For Part 2, I want to start off by talking about the best draft strategy. Now, this isn’t a pinpoint strategy of who to take schematically and stuff like that. These are notes, not in-depth previews where I go into schemes. I may delve into schemes at some point, but I want to talk about upside guys.

In the NBA, the successful teams- like the Spurs- don’t look for high-upside guys with superstar potential when they’re picking in the 20s. No, they’re looking for solid players that they can plug in for 15-20 minutes or so each night. I think NFL teams need to do that and value players that can come right in and do a solid job rather than those upside players that almost never pan out.

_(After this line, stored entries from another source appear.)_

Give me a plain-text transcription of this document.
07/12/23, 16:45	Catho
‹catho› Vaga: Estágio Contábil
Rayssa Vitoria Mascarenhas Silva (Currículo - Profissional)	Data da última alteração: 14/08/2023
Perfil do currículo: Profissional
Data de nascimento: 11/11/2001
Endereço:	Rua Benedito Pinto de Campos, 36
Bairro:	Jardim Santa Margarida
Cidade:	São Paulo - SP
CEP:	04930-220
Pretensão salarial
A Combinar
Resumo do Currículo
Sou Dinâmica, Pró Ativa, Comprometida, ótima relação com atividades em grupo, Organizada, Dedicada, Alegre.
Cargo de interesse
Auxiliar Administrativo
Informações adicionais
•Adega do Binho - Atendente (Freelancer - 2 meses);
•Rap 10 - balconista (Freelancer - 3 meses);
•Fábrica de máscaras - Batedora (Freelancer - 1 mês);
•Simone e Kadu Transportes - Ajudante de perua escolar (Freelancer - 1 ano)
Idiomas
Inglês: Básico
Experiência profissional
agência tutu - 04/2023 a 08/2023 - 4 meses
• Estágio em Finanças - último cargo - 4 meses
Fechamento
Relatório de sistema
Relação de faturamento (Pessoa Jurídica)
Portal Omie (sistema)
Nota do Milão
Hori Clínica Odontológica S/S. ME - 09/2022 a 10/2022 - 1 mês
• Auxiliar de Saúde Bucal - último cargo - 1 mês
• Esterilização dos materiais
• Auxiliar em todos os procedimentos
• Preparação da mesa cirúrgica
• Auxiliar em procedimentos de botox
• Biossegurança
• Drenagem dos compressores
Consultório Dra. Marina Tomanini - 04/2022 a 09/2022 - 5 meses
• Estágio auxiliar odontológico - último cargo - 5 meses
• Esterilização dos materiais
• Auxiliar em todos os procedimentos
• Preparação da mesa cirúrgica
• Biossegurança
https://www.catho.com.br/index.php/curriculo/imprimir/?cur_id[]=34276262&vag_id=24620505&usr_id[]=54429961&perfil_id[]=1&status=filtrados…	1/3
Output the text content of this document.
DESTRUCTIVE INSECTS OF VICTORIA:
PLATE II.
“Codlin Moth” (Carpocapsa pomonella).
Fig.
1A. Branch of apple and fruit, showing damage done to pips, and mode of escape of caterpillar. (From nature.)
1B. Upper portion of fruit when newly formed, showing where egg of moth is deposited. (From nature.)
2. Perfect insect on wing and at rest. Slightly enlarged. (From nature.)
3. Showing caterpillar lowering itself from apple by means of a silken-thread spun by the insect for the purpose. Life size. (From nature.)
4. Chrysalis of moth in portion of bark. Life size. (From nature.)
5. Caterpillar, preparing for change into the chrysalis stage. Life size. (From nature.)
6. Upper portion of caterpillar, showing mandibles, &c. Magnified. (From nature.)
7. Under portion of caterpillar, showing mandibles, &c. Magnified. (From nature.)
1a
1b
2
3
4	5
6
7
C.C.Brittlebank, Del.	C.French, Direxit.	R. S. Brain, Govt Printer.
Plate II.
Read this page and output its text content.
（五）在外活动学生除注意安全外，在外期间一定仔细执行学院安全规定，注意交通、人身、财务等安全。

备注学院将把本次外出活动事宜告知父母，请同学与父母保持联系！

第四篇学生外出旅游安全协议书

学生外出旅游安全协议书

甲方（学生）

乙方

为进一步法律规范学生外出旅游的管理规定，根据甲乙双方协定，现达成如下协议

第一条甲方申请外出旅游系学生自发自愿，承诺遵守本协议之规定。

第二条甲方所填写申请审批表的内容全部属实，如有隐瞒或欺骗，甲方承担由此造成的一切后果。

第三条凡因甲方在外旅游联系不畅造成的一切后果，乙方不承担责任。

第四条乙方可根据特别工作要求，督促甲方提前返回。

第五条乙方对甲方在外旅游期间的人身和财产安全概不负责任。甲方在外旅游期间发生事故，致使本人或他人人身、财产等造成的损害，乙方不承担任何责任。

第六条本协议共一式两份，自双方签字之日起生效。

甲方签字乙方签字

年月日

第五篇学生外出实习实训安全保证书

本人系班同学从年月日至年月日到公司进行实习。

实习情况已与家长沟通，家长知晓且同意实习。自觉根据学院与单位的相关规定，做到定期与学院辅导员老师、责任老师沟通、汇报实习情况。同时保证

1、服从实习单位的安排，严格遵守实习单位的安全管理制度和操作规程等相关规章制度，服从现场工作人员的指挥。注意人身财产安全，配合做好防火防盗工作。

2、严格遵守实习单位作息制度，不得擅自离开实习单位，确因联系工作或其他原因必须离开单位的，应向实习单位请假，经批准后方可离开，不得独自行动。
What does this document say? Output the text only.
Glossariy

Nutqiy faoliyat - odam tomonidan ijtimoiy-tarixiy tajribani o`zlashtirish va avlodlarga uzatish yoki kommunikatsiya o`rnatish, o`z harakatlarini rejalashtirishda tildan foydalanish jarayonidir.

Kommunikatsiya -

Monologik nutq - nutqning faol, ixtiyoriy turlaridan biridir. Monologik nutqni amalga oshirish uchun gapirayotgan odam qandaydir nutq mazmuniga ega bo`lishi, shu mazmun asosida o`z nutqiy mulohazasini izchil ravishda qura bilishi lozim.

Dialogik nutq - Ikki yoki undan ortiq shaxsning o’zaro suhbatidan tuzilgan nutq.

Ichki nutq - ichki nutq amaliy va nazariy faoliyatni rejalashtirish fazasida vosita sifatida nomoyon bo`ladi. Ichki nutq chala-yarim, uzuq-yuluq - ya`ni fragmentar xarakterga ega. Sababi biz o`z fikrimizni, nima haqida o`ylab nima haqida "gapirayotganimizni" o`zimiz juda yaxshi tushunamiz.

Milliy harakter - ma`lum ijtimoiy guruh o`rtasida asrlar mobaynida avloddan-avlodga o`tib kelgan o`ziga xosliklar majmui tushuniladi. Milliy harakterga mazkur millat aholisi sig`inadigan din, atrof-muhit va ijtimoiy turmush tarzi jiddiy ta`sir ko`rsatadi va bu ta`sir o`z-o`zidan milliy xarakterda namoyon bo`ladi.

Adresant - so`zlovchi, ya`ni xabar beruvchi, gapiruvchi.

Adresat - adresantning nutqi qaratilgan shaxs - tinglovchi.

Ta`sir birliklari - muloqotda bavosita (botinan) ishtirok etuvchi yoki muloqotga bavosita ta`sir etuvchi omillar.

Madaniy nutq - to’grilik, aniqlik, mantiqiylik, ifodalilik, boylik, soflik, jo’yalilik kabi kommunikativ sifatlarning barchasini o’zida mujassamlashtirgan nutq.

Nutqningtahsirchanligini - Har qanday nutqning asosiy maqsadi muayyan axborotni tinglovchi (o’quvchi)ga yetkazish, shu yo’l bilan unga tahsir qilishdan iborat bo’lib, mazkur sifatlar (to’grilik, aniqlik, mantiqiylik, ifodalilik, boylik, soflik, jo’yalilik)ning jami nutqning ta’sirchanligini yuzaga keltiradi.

Although I hate fantasy football and how it changes how people evaluate players and the statistics they use, there is one pre-draft strategy that I am a fan of. Savvy fantasy players will pick the guy with the highest floor, least chance of busting, when in doubt. I want to see NFL teams do that when evaluating say Cam Newton and Blaine Gabbert.

The solid-picking strategy is really at its best from the 3rd round on. Teams like the Packers are known for finding talent in the later rounds because they don’t go for the guys that they know can step in and play. They may not have the most upside, but every prospect has a healthy amount of upside. That’s the thing too, upside is overrated. Those solid prospects can turn into that big-time player.

I feel bad for the running backs in this draft. There are almost no teams with severe running back questions, and it will be difficult for guys like DeMarco Murray and Kendall Hunter to get drafted where they want to be. It may take longer than it should for players like them to get their number called. I really like Roy Helu Jr. as a leader and workhose back, and I think he could pay dividends if selected in the later rounds. The best policy when drafting running backs is to wait until the end where you can find talent for cheap. You should never overpay for running backs unless if you think that they can be a very important part of your team.

Almost all of the receivers after the big two in this draft are boom-or-bust. Guys like Randall Cobb and Jon Baldwin are talented, but nobody knows what to really expect from them. The pass rushing talent in this draft is amazing, and teams lacking that pivotal pass-rusher should be able to shore up that need in this year’s draft. There is a huge lack of talent at safety, and Rahim Moore is the only safety that should be going in the first two rounds. Aaron Williams is a corner that may convert to safety, so he might make it two if he moves over.